À ces mots, Coconnas frissonna et devint fort pâle, car il commençait à comprendre.

– Quoi, vraiment! s’écria-t-il, cette fête, ce banquet… c’est… on va…

– Vous avez été bien long à deviner, monsieur, dit Maurevel, et l’on voit bien que vous n’êtes pas fatigué comme nous des insolences de ces hérétiques.
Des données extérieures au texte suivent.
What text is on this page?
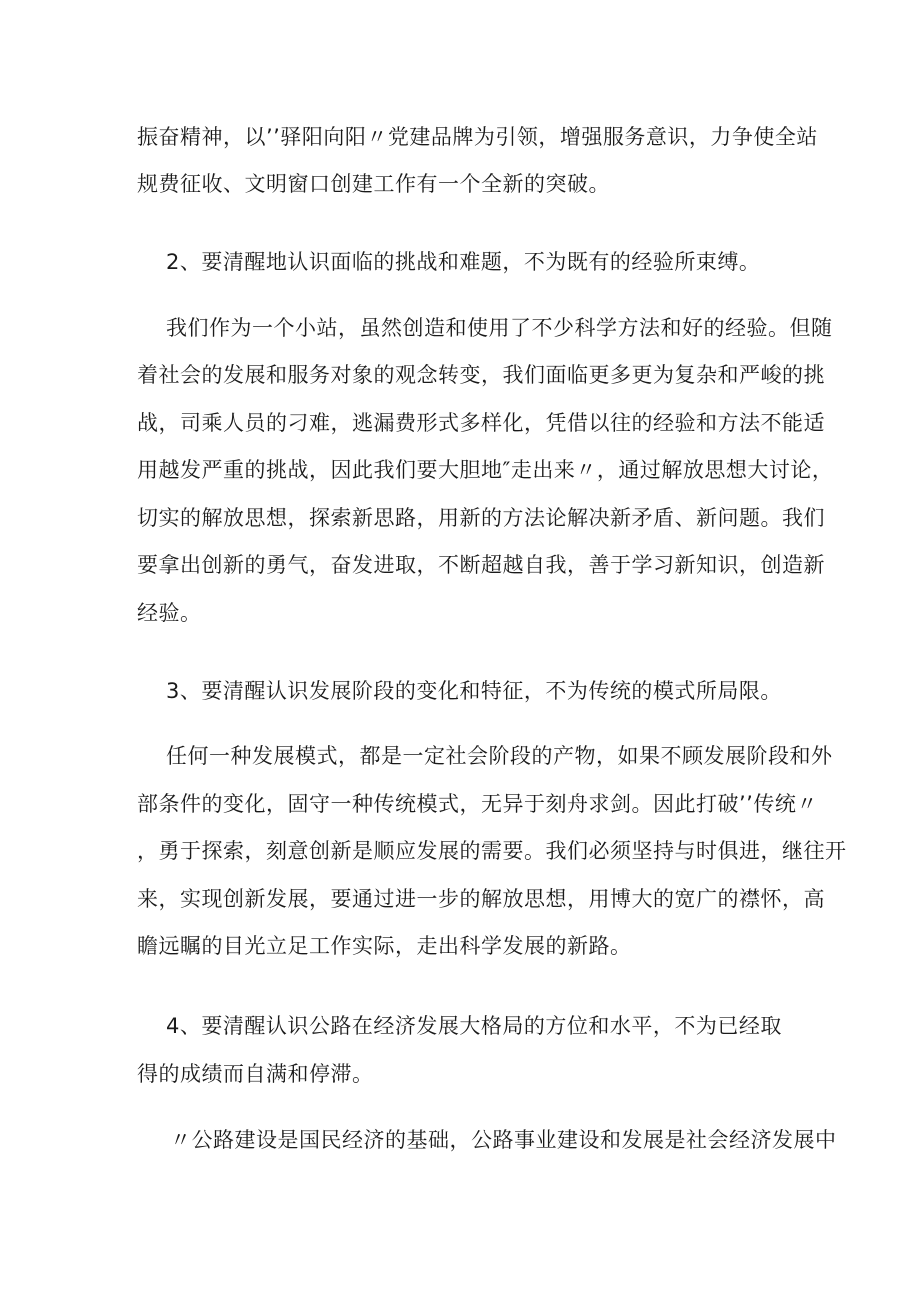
振奋精神，以’’驿阳向阳〃党建品牌为引领，增强服务意识，力争使全站
规费征收、文明窗口创建工作有一个全新的突破。
2、要清醒地认识面临的挑战和难题，不为既有的经验所束缚。
我们作为一个小站，虽然创造和使用了不少科学方法和好的经验。但随
着社会的发展和服务对象的观念转变，我们面临更多更为复杂和严峻的挑
战，司乘人员的刁难，逃漏费形式多样化，凭借以往的经验和方法不能适
用越发严重的挑战，因此我们要大胆地″走出来〃，通过解放思想大讨论，
切实的解放思想，探索新思路，用新的方法论解决新矛盾、新问题。我们
要拿出创新的勇气，奋发进取，不断超越自我，善于学习新知识，创造新
经验。
3、要清醒认识发展阶段的变化和特征，不为传统的模式所局限。
任何一种发展模式，都是一定社会阶段的产物，如果不顾发展阶段和外
部条件的变化，固守一种传统模式，无异于刻舟求剑。因此打破’’传统〃
，勇于探索，刻意创新是顺应发展的需要。我们必须坚持与时俱进，继往开
来，实现创新发展，要通过进一步的解放思想，用博大的宽广的襟怀，高
瞻远瞩的目光立足工作实际，走出科学发展的新路。
4、要清醒认识公路在经济发展大格局的方位和水平，不为已经取
得的成绩而自满和停滞。
〃公路建设是国民经济的基础，公路事业建设和发展是社会经济发展中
– Et vous prenez sur vous, dit-il, d’aller chez l’amiral, et de…? Maurevel sourit, et attirant Coconnas contre la fenêtre:

– Regardez, dit-il; voyez-vous, sur la petite place, au bout de la rue, derrière l’église, cette troupe qui se range silencieusement dans l’ombre?

– Oui.

– Les hommes qui composent cette troupe ont, comme maître La Hurière, vous et moi, une croix au chapeau.

– Eh bien?

– Eh bien, ces hommes, c’est une compagnie de Suisses des petits cantons, commandés par Toquenot; vous savez que messieurs des petits cantons sont les compères du roi.

– Oh! oh! fit Coconnas.

– Maintenant, voyez cette troupe de cavaliers qui passe sur le quai; reconnaissez-vous son chef?

– Comment voulez-vous que je le reconnaisse? dit Coconnas tout frémissant, je suis à Paris de ce soir seulement.

– Eh bien, c’est celui avec qui vous avez rendez-vous à minuit au Louvre. Voyez, il va vous y attendre.

– Le duc de Guise?

– Lui-même. Ceux qui l’escortent sont Marcel, ex-prévôt des marchands, et J. Choron, prévôt actuel. Les deux derniers vont mettre sur pied leurs compagnies de bourgeois; et tenez, voici le capitaine du quartier qui entre dans la rue: regardez bien ce qu’il va faire.

– Il heurte à chaque porte. Mais qu’y a-t-il donc sur les portes auxquelles il heurte?

– Une croix blanche, jeune homme; une croix pareille à celle que nous avons à nos chapeaux. Autrefois on laissait à Dieu le soin de distinguer les siens; aujourd’hui nous sommes plus civilisés, et nous lui épargnons cette besogne.

– Mais chaque maison à laquelle il frappe s’ouvre, et de chaque maison sortent des bourgeois armés.

– Il frappera à la nôtre comme aux autres, et nous sortirons à notre tour.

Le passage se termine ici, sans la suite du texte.